Another $29.6bn will be spent on devices such as PCs, tablets and mobile phones, up 7.7 per cent. Spending on mobile phones alone will rise 64 per cent between this year and 2016 to $32.7bn.

"The growth rate in the Middle East is higher than the average globally," said Peter Sondergaard, the senior vice president and global head of research at Gartner. "There is a high level of spending on consumer-based technology and on subscription-based services for mobile voice and data. That is essentially what is driving the market.

The global rate of growth is set for 4.2 per cent this year as IT budgets become more resilient in the face of economic uncertainty.

"There is a very strong correlation between the level of gross domestic product growth and that of spending on technology," said Mr Sondergaard. "Consumerism drives down the price of technology and increases the adoption of new technology. This drives the change that we think will impact government agencies and private companies over the next couple of years."

Greater spending within the banking and government sectors are likely to emerge in the region, Gartner said, as various industries seek to take advantage of the increased reliance on technology.

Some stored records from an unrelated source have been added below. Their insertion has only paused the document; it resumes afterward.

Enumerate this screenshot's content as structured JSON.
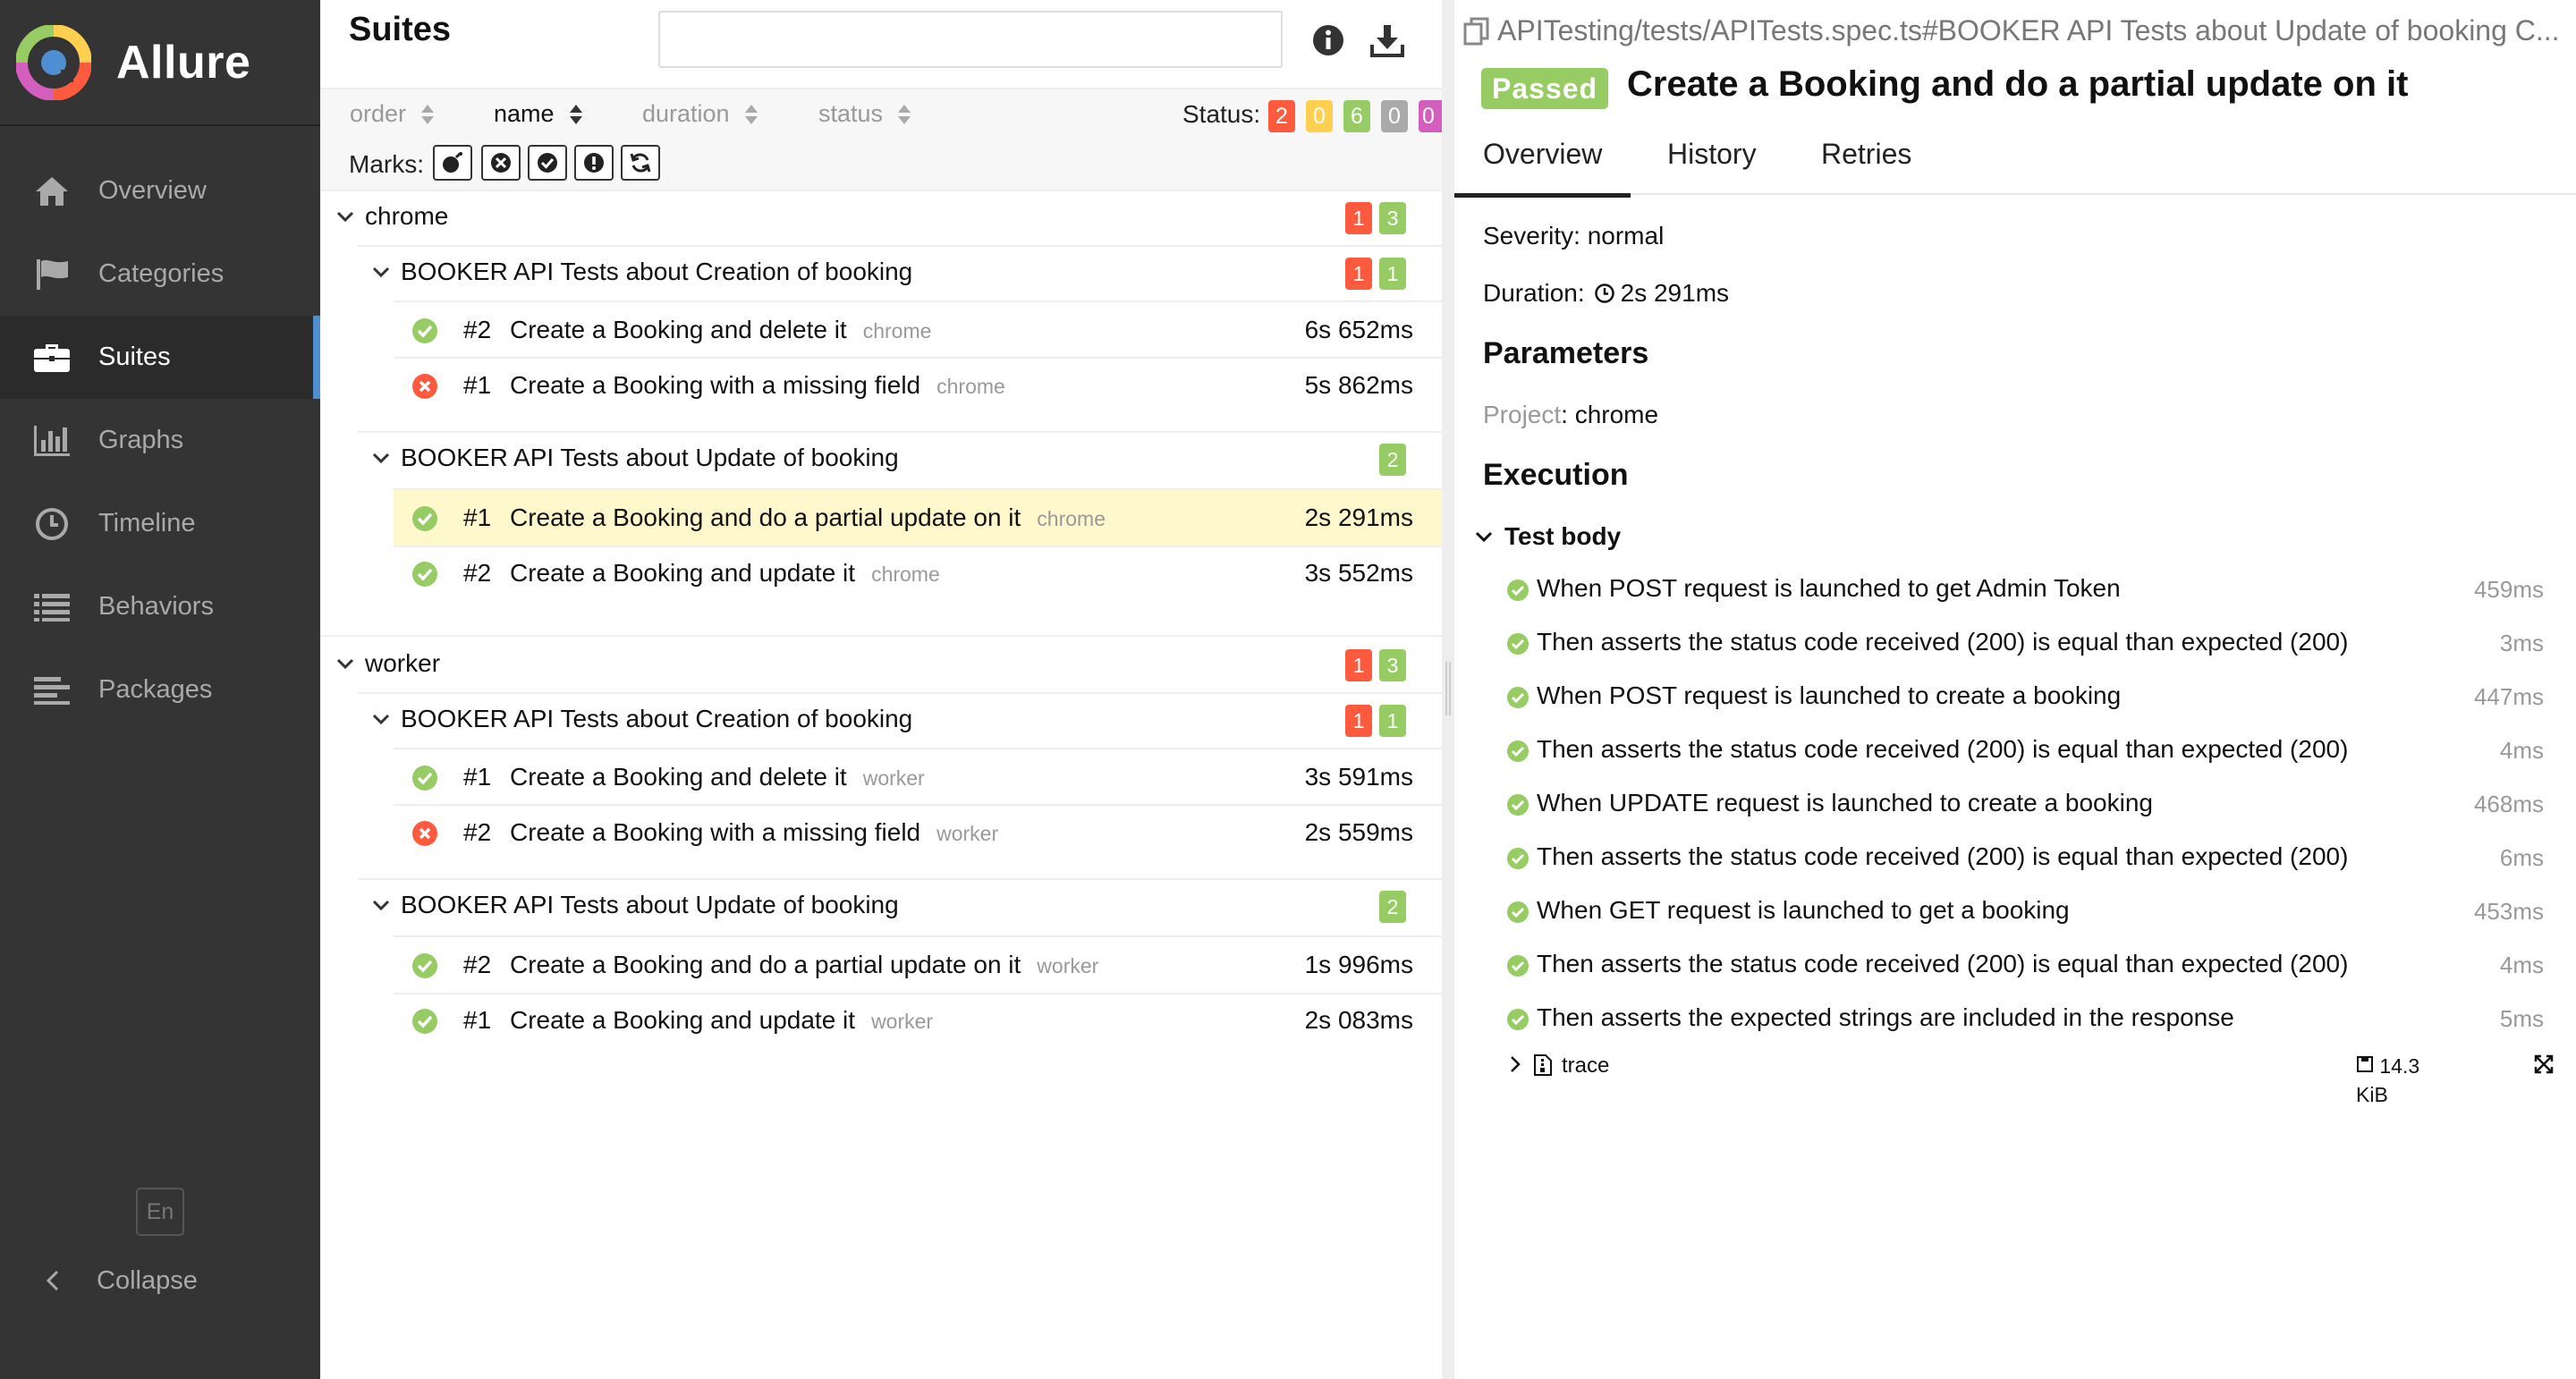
{
  "app": {
    "name": "Allure",
    "logo_icon": "allure-logo-icon"
  },
  "sidebar": {
    "items": [
      {
        "label": "Overview",
        "icon": "home-icon",
        "active": false
      },
      {
        "label": "Categories",
        "icon": "flag-icon",
        "active": false
      },
      {
        "label": "Suites",
        "icon": "briefcase-icon",
        "active": true
      },
      {
        "label": "Graphs",
        "icon": "bar-chart-icon",
        "active": false
      },
      {
        "label": "Timeline",
        "icon": "clock-icon",
        "active": false
      },
      {
        "label": "Behaviors",
        "icon": "list-icon",
        "active": false
      },
      {
        "label": "Packages",
        "icon": "align-left-icon",
        "active": false
      }
    ],
    "language": "En",
    "collapse_label": "Collapse"
  },
  "suites": {
    "title": "Suites",
    "search_value": "",
    "sort": {
      "order": "order",
      "name": "name",
      "duration": "duration",
      "status": "status"
    },
    "status_label": "Status:",
    "status_counts": [
      {
        "value": "2",
        "status": "failed",
        "color": "#fd5a3e"
      },
      {
        "value": "0",
        "status": "broken",
        "color": "#ffd050"
      },
      {
        "value": "6",
        "status": "passed",
        "color": "#97cc64"
      },
      {
        "value": "0",
        "status": "skipped",
        "color": "#aaaaaa"
      },
      {
        "value": "0",
        "status": "unknown",
        "color": "#d35ebe"
      }
    ],
    "marks_label": "Marks:",
    "groups": [
      {
        "name": "chrome",
        "failed": "1",
        "passed": "3",
        "subgroups": [
          {
            "name": "BOOKER API Tests about Creation of booking",
            "failed": "1",
            "passed": "1",
            "tests": [
              {
                "num": "#2",
                "name": "Create a Booking and delete it",
                "tag": "chrome",
                "duration": "6s 652ms",
                "status": "passed"
              },
              {
                "num": "#1",
                "name": "Create a Booking with a missing field",
                "tag": "chrome",
                "duration": "5s 862ms",
                "status": "failed"
              }
            ]
          },
          {
            "name": "BOOKER API Tests about Update of booking",
            "passed": "2",
            "tests": [
              {
                "num": "#1",
                "name": "Create a Booking and do a partial update on it",
                "tag": "chrome",
                "duration": "2s 291ms",
                "status": "passed",
                "selected": true
              },
              {
                "num": "#2",
                "name": "Create a Booking and update it",
                "tag": "chrome",
                "duration": "3s 552ms",
                "status": "passed"
              }
            ]
          }
        ]
      },
      {
        "name": "worker",
        "failed": "1",
        "passed": "3",
        "subgroups": [
          {
            "name": "BOOKER API Tests about Creation of booking",
            "failed": "1",
            "passed": "1",
            "tests": [
              {
                "num": "#1",
                "name": "Create a Booking and delete it",
                "tag": "worker",
                "duration": "3s 591ms",
                "status": "passed"
              },
              {
                "num": "#2",
                "name": "Create a Booking with a missing field",
                "tag": "worker",
                "duration": "2s 559ms",
                "status": "failed"
              }
            ]
          },
          {
            "name": "BOOKER API Tests about Update of booking",
            "passed": "2",
            "tests": [
              {
                "num": "#2",
                "name": "Create a Booking and do a partial update on it",
                "tag": "worker",
                "duration": "1s 996ms",
                "status": "passed"
              },
              {
                "num": "#1",
                "name": "Create a Booking and update it",
                "tag": "worker",
                "duration": "2s 083ms",
                "status": "passed"
              }
            ]
          }
        ]
      }
    ]
  },
  "detail": {
    "breadcrumb": "APITesting/tests/APITests.spec.ts#BOOKER API Tests about Update of booking C...",
    "status": "Passed",
    "title": "Create a Booking and do a partial update on it",
    "tabs": [
      "Overview",
      "History",
      "Retries"
    ],
    "severity": "Severity: normal",
    "duration_label": "Duration:",
    "duration_value": "2s 291ms",
    "parameters_heading": "Parameters",
    "param_key": "Project",
    "param_value": ": chrome",
    "execution_heading": "Execution",
    "test_body_label": "Test body",
    "steps": [
      {
        "name": "When POST request is launched to get Admin Token",
        "duration": "459ms"
      },
      {
        "name": "Then asserts the status code received (200) is equal than expected (200)",
        "duration": "3ms"
      },
      {
        "name": "When POST request is launched to create a booking",
        "duration": "447ms"
      },
      {
        "name": "Then asserts the status code received (200) is equal than expected (200)",
        "duration": "4ms"
      },
      {
        "name": "When UPDATE request is launched to create a booking",
        "duration": "468ms"
      },
      {
        "name": "Then asserts the status code received (200) is equal than expected (200)",
        "duration": "6ms"
      },
      {
        "name": "When GET request is launched to get a booking",
        "duration": "453ms"
      },
      {
        "name": "Then asserts the status code received (200) is equal than expected (200)",
        "duration": "4ms"
      },
      {
        "name": "Then asserts the expected strings are included in the response",
        "duration": "5ms"
      }
    ],
    "attachment": {
      "name": "trace",
      "size_line1": "14.3",
      "size_line2": "KiB"
    }
  },
  "colors": {
    "passed": "#97cc64",
    "failed": "#fd5a3e",
    "sidebar_bg": "#343434",
    "accent": "#4d8fd1",
    "selected_row": "#fff8cc"
  }
}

Despite the rate of growth, the region still lags in terms of investment in software-based technology, which registered no growth last year, while spending on IT services was down 4 per cent.

"Over the next three to four years we will see an acceleration of software spend that will lead to a faster catch-up of what we're seeing in other markets," said Mr Sondergaard. "Investment will be more infrastructure-focused rather than customer-facing over the next few years in the region."